To perform this progression, you should be able to maintain a tall kneeling position without wobbling. This means supporting yourself with both knees on the ground without bending at your hips. Once you are able to do this, the kneeling stability exercise begins in a tall kneeling position on an unstable surface, such as a Bosu ball, a foam pad, or even a cushion. You may slightly flex at the hips, but excessive bending at the hips should be avoided. Without using your arms, maintain this position with equal weight distribution through the legs and hold for 20 seconds. Repeat 3 times.
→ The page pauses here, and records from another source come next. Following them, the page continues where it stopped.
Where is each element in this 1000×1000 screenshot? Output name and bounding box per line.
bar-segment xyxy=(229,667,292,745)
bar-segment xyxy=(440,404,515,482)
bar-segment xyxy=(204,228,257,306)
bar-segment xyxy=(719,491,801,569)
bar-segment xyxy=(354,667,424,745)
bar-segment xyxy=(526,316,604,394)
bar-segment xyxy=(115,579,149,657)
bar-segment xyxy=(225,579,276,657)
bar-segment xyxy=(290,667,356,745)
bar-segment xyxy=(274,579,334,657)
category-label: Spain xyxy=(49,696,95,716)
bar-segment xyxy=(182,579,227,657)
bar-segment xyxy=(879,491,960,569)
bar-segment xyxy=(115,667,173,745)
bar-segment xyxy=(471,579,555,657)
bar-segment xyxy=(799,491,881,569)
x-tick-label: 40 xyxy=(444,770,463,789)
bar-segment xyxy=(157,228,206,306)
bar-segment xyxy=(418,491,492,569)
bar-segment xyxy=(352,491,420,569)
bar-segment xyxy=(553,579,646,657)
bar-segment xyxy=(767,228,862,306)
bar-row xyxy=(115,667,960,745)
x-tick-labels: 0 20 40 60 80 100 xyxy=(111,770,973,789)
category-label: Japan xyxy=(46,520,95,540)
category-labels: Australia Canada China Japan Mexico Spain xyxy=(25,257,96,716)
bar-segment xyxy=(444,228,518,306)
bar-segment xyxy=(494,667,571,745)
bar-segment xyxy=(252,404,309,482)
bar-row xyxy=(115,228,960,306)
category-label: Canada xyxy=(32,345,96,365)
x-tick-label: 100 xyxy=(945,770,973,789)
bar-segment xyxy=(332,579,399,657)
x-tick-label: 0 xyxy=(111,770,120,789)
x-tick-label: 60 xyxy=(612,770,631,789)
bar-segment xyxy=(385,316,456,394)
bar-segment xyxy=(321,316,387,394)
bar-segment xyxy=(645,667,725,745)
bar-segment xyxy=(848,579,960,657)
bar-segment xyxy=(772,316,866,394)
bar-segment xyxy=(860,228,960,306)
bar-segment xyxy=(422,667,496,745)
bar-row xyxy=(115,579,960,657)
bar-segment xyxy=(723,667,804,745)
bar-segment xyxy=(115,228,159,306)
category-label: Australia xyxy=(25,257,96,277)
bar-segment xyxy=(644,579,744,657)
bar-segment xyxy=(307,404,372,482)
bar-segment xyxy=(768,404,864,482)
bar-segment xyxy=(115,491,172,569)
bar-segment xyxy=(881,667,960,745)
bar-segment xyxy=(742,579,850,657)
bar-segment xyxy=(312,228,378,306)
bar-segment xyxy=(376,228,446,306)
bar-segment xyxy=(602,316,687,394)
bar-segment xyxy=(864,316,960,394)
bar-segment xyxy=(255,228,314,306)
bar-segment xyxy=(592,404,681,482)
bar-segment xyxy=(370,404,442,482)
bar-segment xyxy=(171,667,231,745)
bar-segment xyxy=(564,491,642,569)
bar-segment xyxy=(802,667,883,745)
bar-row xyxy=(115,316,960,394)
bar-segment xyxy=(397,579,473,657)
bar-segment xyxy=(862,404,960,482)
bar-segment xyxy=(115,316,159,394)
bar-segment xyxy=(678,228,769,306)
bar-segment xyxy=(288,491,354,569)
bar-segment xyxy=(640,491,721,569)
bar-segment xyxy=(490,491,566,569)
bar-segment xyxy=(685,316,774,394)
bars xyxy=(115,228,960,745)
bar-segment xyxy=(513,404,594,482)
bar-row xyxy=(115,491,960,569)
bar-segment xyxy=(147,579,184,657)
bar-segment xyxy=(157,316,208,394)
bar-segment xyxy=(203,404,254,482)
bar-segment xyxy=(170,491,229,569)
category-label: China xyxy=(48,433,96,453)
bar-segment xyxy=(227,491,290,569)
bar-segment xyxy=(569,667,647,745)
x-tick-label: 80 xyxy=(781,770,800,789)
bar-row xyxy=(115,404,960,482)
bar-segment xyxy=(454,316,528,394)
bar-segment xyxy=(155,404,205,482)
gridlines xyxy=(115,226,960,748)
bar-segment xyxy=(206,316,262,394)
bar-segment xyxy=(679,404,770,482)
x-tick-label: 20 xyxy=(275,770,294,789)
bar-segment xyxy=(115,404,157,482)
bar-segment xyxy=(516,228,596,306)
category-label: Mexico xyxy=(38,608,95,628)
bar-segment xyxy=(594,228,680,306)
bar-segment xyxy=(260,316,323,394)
When this becomes easy move onto the next phase, where you lift one knee and balance on the other. Again, hold this for 20 seconds.
The next phase is to balance on a therapy ball on your knees. Make sure you are near a wall or mat when you first try this so that you can safely stabilize yourself. Finally, once you can hold this for 20 seconds 3 times in a row, have someone challenge you by giving you small pushes/ tugs to try to destabilize you (but not knock you over).
Each of these progressions forces you to use your abdominal and hip muscles to maintain your center of mass over your base of support.